Находиться на боевом дежурстве в неизвестно куда несущемся БЖРК — совсем другое. Здесь нет расслабления, напротив — все постоянно напряжены в ожидании приказа начать Третью мировую войну или ответить на удар опередившего тебя агрессора. Замкнутое пространство, отсутствие окон, достаточно спёртый воздух, избыточное давление, унылая стальная обшивка вокруг, гиподинамия, качка… Да, да, именно качка — Кудасов, к своему удивлению, на восьмые сутки несколько раз ощутил приближение приступов морской болезни, он даже сходил к врачу, но майор Булатова успокоила: идёт период адаптации, потом организм привыкнет и неприятные ощущения пройдут. Она дала какие-то таблетки, после которых всё вошло в норму. Но спал он плохо, часто снились кошмары, однажды привиделся Степан Григорьевич, который с плетью в руках гнался за голой, растрёпанной Оксаной. Сон был явно нехорошим, возможно, как-то связанным с тем, что происходило с женой в действительности. Но узнать это можно было только после возвращения на базу. Когда это произойдёт, тоже никто не знал. Неизвестность, отсутствие новостей и каких-либо свежих зрительных ощущений угнетали больше всего.
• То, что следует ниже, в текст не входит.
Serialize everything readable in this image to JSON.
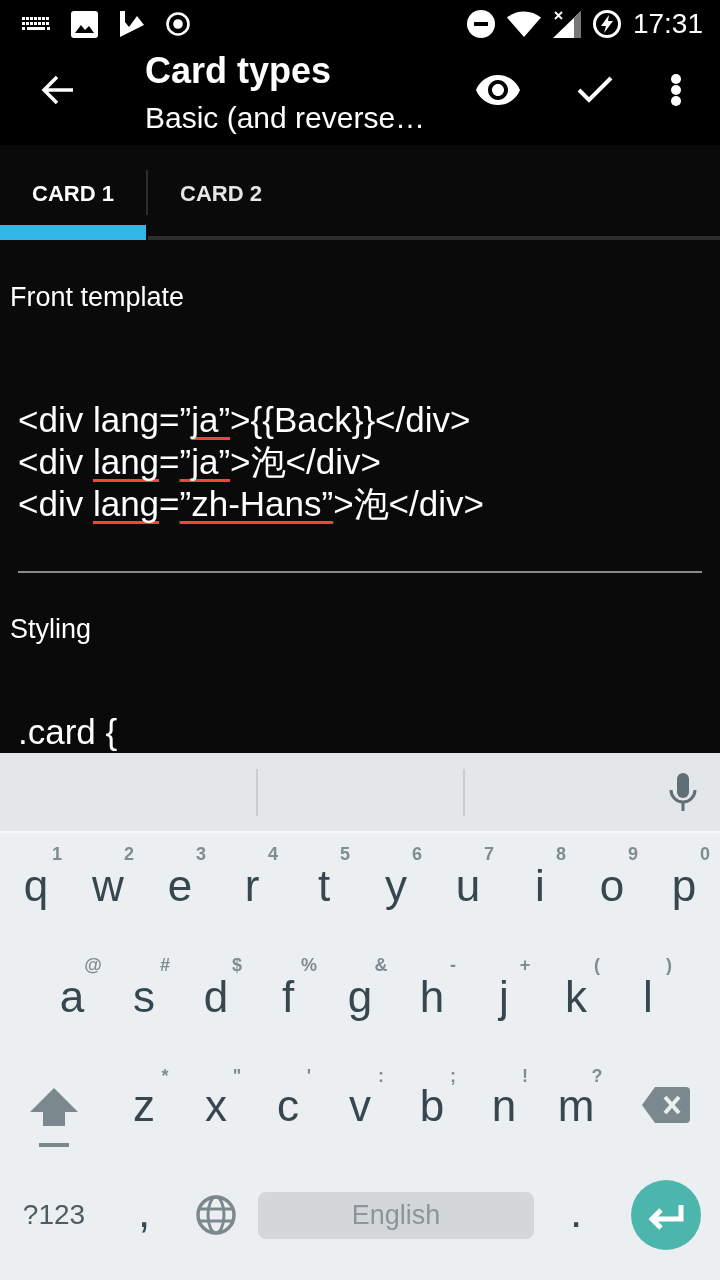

С психологической точки зрения всё это было оправданно: резко повышалась роль командиров, которые были более осведомлены и лучше знали, что надо делать.
Кудасов, например, стал по-другому относиться к Белову. Более уважительно, что ли… Он даже почти забыл его оскорбительный тон в свой адрес и несколько раз пытался установить с командиром нормальные отношения.
Но Евгений Романович ничего не забыл, он односложно отвечал на вопросы, избегал встречаться взглядом, а если такое всё же происходило, Александр отчётливо читал в глазах командира явное недоброжелательство. Да и вообще от Белова исходила волна животной злобы. Полковник явно ненавидел его. Дай только ему возможность — и он разорвёт Кудасова прямо голыми руками.